Sinon, « on » se traîne toujours à un peu moins de 5 nœuds, avec foc N°2, un ris fainéant dans la grand voile + élastiques…
35O miles entre Sal et Dakar + 30 miles pour contourner Sal par l’Ouest et pour une approche prudente de Dakar à la voile + 20 miles pour cause de « errements à l’élastique » comptons 400 miles. Si je veux arriver après demain avant la nuit il faudrait que je gagne 1 ou 2 nœuds de moyenne … En déployant la grand voile ? J’aurais bien envoyé le Génois ce soir, pour la nuit, mais voilà, la chute du baromètre m’inquiète un peu. Bizarre, le temps reste clair, on vois les étoiles ce soir, le vent à baissé à moins de 10 nœuds en remontant en peu sur l’Est.
Que voulez vous ce sont les soucis du marin, la routine déjà ? Fatuité d’écritures, répétitions de circonstances … Si l’habitude d’écrire pouvait m’apprendre à sauver la sécheresse du fond (rigolo pour un marin). Et ces saloperies de noudoudiou de gouttes qui me tombent dans le cou !! Alleye Bonne nuit, de quart ...
24/03 10h30 (N 16°00 – W 19°36)
« Les risques de l’élastique » !! Le vent a viré franchement Nord / Nord Est vers trois heure du matin, l’Atao a suivi … Malgré mes veilles « anti collision » je n’ai pas remarqué le changement de Cap. Moralité, je me suis « perdu » de 6 miles dans le Nord, une heure trente à l’arrivée, je sens une nuit de Navigation supplémentaire se profiler ... Déjà fatigué, pas repris le rythme …

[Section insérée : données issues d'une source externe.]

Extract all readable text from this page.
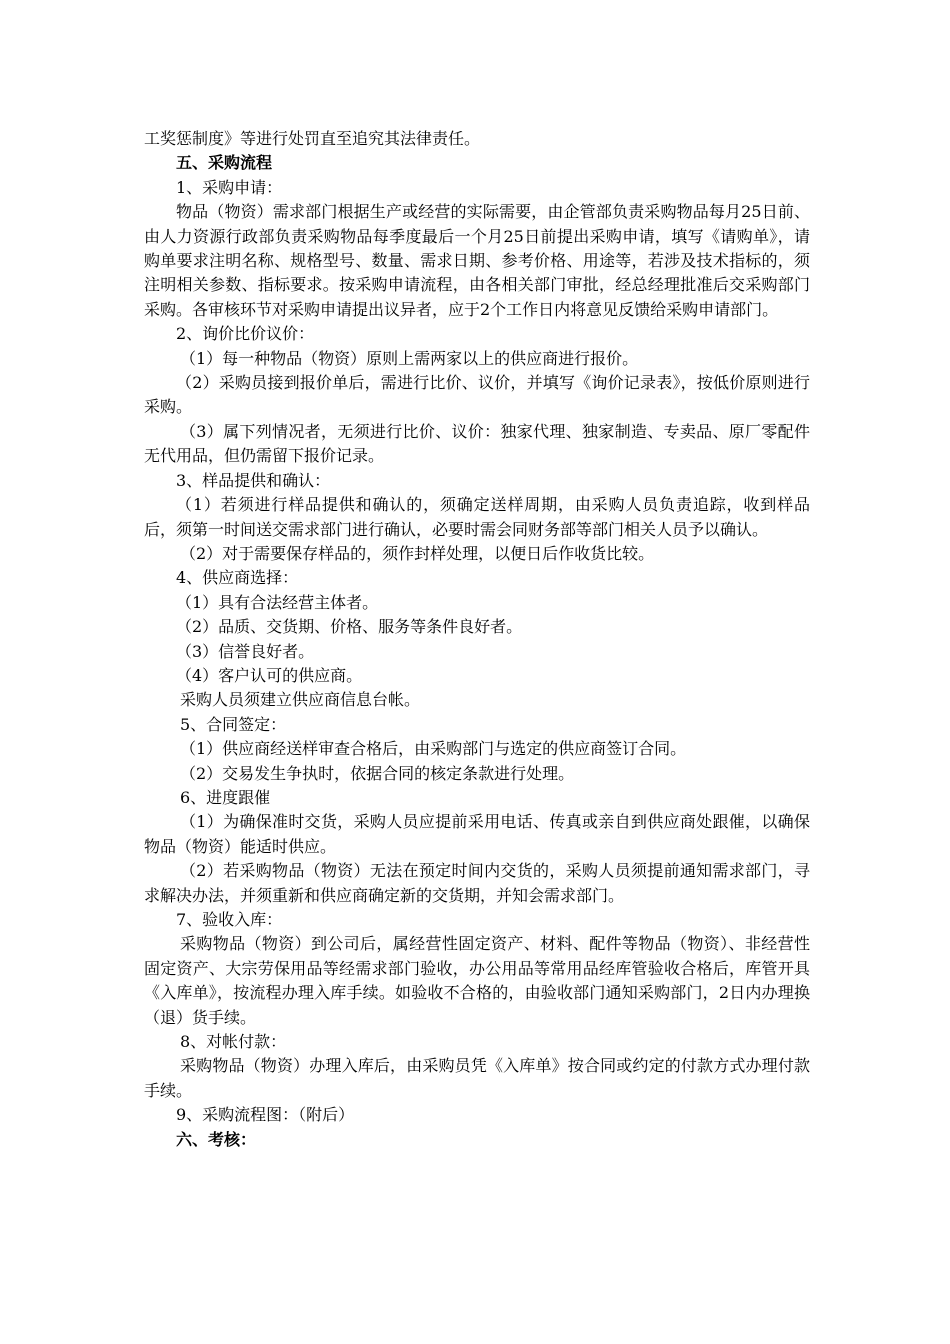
工奖惩制度》等进行处罚直至追究其法律责任。

五、采购流程

1、采购申请：

物品（物资）需求部门根据生产或经营的实际需要，由企管部负责采购物品每月25日前、由人力资源行政部负责采购物品每季度最后一个月25日前提出采购申请，填写《请购单》，请购单要求注明名称、规格型号、数量、需求日期、参考价格、用途等，若涉及技术指标的，须注明相关参数、指标要求。按采购申请流程，由各相关部门审批，经总经理批准后交采购部门采购。各审核环节对采购申请提出议异者，应于2个工作日内将意见反馈给采购申请部门。

2、询价比价议价：

（1）每一种物品（物资）原则上需两家以上的供应商进行报价。

（2）采购员接到报价单后，需进行比价、议价，并填写《询价记录表》，按低价原则进行采购。

（3）属下列情况者，无须进行比价、议价：独家代理、独家制造、专卖品、原厂零配件无代用品，但仍需留下报价记录。

3、样品提供和确认：

（1）若须进行样品提供和确认的，须确定送样周期，由采购人员负责追踪，收到样品后，须第一时间送交需求部门进行确认，必要时需会同财务部等部门相关人员予以确认。

（2）对于需要保存样品的，须作封样处理，以便日后作收货比较。

4、供应商选择：

（1）具有合法经营主体者。

（2）品质、交货期、价格、服务等条件良好者。

（3）信誉良好者。

（4）客户认可的供应商。

采购人员须建立供应商信息台帐。

5、合同签定：

（1）供应商经送样审查合格后，由采购部门与选定的供应商签订合同。

（2）交易发生争执时，依据合同的核定条款进行处理。

6、进度跟催

（1）为确保准时交货，采购人员应提前采用电话、传真或亲自到供应商处跟催，以确保物品（物资）能适时供应。

（2）若采购物品（物资）无法在预定时间内交货的，采购人员须提前通知需求部门，寻求解决办法，并须重新和供应商确定新的交货期，并知会需求部门。

7、验收入库：

采购物品（物资）到公司后，属经营性固定资产、材料、配件等物品（物资）、非经营性固定资产、大宗劳保用品等经需求部门验收，办公用品等常用品经库管验收合格后，库管开具《入库单》，按流程办理入库手续。如验收不合格的，由验收部门通知采购部门，2日内办理换（退）货手续。

8、对帐付款：

采购物品（物资）办理入库后，由采购员凭《入库单》按合同或约定的付款方式办理付款手续。

9、采购流程图：（附后）

六、考核：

Sinon durant la nuit la manille de la drisse de foc a lâché, grimpette en haut du mât à prévoir ! Re hissé le foc dans le noir, avec la drisse de spi, à la main puisque pas de winche, mains en sang …
Bilan de la Nav’ d’hier ?
Ca ne va pas être brillant je le sens ! Environ 105 miles sur le Cap (4.4 nœuds à l’heure ?).
Depuis Sal N° 16°45 - W 22°59
Jour 1 N° 16°12 - W 21°17 Sud + 33 et Est + 102 = +/- 110 M
Jour 2 N° 16°00 - W 19°36 Sud + 12 et Est + 101 = +/- 105 M
Dakar N° 14°41 - W 21°17 Sud - 79 et Est - 131
= 160 miles jusqu’à Dakar
25/03 03H00 du matin (N 15°35 – W 18°20)
Chier, chier, chier … Le radar vient de rendre l’âme, enfin son âme électrique, enfin n’y’a plus assez d’intensité dans les batteries pour qu’il fonctionne. Justement, juste là aux abords du port de Dakar …
Croisé deux cargos aujourd’hui :
Le premier est passé a à peine ½ mile sur mon tribord, par l’arrière c’est le plus énervant, il suivait une route quasi identique à la mienne, difficile d’estimer correctement sa trajectoire d’autant que la mienne est relativement aléatoire avec le vent, les élastiques … Il a fini par passer sans dégâts.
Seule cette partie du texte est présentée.